The men were making a mess of things on CBS only after the women of the LPGA Tour had put on a clinic over on the Golf Channel. At the ShopRite Classic on the Seaview Hotel and Golf Club’s Bay Course across a bay from the casinos of Atlantic City, the lead clinician was Stacy Lewis. The 29-year old American’s back story includes overcoming severe scoliosis and spinal fusion surgery as a teenager, as well as becoming the first woman amateur to post a perfect 5-0 record in Curtis Cup play, began the final round with a one shot lead over Christina Kim. The challenger has her own compelling tale. Kim set what was at the time a record as the youngest woman to reach $1 million in earnings a decade ago; but plunged from there into a period of suicidal depression. On Sunday she contended again for the first time in four years.

Kim hung in valiantly by playing the front nine in even par while Lewis recorded a pair of early birdies. On the par-4 10th hole Kim’s approach landed past the hole and spun back to tap-in distance. But Lewis promptly rolled in a lengthy birdie putt to match Kim’s three. It was the first of three birdies in four holes for Lewis, who closed with another one at the par-5 finishing hole for a convincing six shot victory.
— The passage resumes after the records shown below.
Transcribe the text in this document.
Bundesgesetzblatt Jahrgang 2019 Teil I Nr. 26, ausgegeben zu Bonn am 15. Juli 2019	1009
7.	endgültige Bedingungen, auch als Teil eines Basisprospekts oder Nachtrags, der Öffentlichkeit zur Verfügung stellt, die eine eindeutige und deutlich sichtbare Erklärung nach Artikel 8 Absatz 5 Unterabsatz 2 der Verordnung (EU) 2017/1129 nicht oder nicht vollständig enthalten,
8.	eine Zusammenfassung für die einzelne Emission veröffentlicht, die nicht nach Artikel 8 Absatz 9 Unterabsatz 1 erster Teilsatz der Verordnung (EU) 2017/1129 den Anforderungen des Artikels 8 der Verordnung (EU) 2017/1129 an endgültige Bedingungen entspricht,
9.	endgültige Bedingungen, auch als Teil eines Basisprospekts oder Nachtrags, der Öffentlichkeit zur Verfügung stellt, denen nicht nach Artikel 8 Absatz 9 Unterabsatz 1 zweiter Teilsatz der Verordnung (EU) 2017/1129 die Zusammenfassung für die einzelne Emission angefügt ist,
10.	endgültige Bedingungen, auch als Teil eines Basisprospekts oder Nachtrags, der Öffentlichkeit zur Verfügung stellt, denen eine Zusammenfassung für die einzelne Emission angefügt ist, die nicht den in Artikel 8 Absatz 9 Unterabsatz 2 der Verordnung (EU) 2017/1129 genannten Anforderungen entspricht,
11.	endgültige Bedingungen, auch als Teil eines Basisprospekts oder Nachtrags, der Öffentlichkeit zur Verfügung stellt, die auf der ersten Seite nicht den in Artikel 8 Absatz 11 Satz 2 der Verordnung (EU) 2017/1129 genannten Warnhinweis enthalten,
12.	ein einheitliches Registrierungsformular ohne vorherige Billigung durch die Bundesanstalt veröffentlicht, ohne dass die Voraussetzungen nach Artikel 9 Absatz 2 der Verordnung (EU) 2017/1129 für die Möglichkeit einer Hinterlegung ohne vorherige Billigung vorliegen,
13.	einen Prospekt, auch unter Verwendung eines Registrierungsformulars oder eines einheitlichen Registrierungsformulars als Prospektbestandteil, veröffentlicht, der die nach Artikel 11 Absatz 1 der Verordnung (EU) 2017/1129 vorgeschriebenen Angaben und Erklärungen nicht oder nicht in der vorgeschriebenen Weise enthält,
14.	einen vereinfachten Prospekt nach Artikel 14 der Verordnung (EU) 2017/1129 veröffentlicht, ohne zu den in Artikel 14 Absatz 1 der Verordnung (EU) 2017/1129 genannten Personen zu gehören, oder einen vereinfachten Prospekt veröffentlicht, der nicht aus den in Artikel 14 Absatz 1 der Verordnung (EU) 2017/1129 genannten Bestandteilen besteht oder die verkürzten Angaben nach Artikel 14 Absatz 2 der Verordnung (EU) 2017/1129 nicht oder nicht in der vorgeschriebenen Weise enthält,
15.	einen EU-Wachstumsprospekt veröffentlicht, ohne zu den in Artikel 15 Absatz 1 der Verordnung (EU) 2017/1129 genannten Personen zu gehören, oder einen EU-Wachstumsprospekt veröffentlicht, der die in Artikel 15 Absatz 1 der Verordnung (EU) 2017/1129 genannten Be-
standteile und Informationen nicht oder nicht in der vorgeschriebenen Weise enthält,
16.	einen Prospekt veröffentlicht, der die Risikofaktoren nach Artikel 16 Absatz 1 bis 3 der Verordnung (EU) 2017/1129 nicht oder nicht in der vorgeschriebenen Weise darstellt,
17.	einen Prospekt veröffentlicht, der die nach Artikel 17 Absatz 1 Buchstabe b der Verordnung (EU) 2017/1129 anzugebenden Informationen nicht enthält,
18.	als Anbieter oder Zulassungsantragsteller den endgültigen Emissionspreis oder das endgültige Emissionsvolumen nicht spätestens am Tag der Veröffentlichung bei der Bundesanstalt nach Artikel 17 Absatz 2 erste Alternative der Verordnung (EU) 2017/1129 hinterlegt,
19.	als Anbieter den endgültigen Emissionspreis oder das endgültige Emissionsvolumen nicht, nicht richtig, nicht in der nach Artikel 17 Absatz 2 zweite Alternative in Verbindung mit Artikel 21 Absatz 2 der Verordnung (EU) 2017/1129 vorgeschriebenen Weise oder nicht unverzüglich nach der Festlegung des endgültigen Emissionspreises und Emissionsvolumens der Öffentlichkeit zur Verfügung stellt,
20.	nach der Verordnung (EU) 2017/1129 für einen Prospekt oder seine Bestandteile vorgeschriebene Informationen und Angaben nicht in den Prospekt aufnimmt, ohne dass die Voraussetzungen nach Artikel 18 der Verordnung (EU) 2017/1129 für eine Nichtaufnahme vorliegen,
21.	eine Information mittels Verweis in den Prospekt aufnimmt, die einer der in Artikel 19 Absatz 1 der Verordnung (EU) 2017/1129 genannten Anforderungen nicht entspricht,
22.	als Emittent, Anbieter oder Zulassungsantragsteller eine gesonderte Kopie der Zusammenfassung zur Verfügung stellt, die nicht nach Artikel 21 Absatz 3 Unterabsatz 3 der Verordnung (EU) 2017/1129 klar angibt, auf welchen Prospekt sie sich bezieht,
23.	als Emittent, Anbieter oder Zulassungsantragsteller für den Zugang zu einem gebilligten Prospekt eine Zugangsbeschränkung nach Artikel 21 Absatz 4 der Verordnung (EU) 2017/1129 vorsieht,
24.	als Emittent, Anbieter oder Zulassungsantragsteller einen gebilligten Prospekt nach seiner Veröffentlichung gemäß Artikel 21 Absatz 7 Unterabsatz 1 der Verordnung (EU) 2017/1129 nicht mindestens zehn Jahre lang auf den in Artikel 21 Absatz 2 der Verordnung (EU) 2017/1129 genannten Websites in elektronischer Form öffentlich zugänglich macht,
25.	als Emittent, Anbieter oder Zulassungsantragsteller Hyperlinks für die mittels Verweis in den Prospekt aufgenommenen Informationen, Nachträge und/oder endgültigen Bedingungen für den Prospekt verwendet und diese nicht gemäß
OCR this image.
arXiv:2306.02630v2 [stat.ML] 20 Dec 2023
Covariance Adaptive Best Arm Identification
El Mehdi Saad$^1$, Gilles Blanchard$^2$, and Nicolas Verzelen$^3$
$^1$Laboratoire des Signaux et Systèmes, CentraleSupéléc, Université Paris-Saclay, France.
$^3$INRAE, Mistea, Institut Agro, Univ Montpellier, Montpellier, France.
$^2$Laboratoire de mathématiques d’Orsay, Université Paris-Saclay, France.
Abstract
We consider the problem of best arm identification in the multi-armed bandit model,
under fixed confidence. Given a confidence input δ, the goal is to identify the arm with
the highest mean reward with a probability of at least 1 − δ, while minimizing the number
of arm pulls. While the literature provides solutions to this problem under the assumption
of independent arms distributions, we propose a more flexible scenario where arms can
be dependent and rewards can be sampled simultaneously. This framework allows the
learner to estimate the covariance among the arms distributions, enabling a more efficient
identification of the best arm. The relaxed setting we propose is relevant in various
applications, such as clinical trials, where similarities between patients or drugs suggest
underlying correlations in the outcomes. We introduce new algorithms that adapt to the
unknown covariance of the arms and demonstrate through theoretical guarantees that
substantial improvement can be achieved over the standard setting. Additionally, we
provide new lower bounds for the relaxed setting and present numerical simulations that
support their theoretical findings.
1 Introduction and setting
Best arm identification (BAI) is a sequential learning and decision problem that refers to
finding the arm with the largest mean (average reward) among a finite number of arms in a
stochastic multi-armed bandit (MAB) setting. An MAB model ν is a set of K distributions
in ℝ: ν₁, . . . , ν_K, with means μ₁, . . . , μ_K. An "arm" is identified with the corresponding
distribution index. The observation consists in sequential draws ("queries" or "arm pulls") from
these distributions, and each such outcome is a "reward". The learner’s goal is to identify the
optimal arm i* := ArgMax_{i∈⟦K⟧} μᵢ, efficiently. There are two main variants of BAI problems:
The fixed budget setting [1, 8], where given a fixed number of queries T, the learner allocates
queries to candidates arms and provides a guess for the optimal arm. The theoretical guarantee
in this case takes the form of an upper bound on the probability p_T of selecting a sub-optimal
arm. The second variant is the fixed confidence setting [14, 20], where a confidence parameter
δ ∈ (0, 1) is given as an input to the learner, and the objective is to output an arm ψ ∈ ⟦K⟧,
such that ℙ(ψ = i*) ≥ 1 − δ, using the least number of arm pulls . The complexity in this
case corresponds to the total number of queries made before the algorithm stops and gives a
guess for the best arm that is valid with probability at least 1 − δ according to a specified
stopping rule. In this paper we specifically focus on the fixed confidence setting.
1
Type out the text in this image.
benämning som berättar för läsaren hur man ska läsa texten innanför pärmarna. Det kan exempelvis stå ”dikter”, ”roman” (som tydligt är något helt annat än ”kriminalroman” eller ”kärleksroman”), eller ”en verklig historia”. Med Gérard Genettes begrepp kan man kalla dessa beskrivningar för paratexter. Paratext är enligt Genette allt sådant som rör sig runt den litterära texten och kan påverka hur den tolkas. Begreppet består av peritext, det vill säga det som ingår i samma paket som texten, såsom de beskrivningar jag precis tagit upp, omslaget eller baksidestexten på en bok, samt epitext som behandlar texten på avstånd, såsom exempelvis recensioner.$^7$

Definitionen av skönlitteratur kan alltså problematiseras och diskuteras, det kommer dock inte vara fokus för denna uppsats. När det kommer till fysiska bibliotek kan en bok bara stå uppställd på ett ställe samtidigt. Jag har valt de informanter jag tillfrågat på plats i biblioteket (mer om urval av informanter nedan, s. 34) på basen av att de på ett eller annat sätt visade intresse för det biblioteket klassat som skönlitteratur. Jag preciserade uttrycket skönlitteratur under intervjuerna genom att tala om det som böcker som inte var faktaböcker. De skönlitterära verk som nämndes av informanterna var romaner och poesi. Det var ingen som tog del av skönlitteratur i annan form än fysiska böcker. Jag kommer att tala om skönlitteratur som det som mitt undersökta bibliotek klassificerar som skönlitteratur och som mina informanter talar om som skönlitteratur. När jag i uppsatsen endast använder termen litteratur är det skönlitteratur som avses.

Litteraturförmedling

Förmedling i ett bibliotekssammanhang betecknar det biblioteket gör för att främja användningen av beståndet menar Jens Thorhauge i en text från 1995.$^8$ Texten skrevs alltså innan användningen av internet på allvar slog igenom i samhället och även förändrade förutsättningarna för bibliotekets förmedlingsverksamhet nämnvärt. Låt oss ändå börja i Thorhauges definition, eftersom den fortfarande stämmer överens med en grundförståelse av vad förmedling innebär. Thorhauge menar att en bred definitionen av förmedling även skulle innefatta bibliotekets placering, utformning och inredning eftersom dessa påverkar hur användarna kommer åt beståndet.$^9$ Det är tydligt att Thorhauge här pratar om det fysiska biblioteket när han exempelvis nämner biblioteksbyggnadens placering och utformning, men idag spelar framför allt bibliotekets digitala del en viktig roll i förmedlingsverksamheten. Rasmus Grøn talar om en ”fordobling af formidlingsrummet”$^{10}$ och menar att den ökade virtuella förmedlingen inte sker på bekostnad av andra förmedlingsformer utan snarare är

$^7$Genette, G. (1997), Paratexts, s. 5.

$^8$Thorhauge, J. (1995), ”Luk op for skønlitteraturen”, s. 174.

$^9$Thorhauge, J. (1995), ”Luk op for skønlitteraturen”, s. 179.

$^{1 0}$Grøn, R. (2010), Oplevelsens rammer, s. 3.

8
The win is the 10th on Tour for Lewis and the second this season. In addition to the two victories Lewis has eight other top-ten finishes in twelve events so far this year. That remarkable consistency puts her on top of the Tour’s money list, Player of the Year standings, and season-long point’s race. It also means that when the new World Rankings are published Monday Lewis will be back on top, dethroning Inbee Park who was number one for 59 weeks. Lewis held the number one spot for less than a month last spring, and has vowed to make her second stay at the top a longer one. If she keeps hitting fairways and greens and making putts like she did on Sunday that’s likely to be the case.

Later this month the USGA will stage first the men’s and then the women’s Open back-to-back at Pinehurst #2. The crowds, the purse, and the television coverage, all will be greater during the first week when the men are making their way around that historic old Donald Ross layout. But this Sunday while the men were flailing away in Ohio, in New Jersey on another old course designed by the brilliant Scotsman, Stacy Lewis, Christina Kim and the other members of the LPGA Tour served notice that at the twin Opens, the best golf just might be played during week two.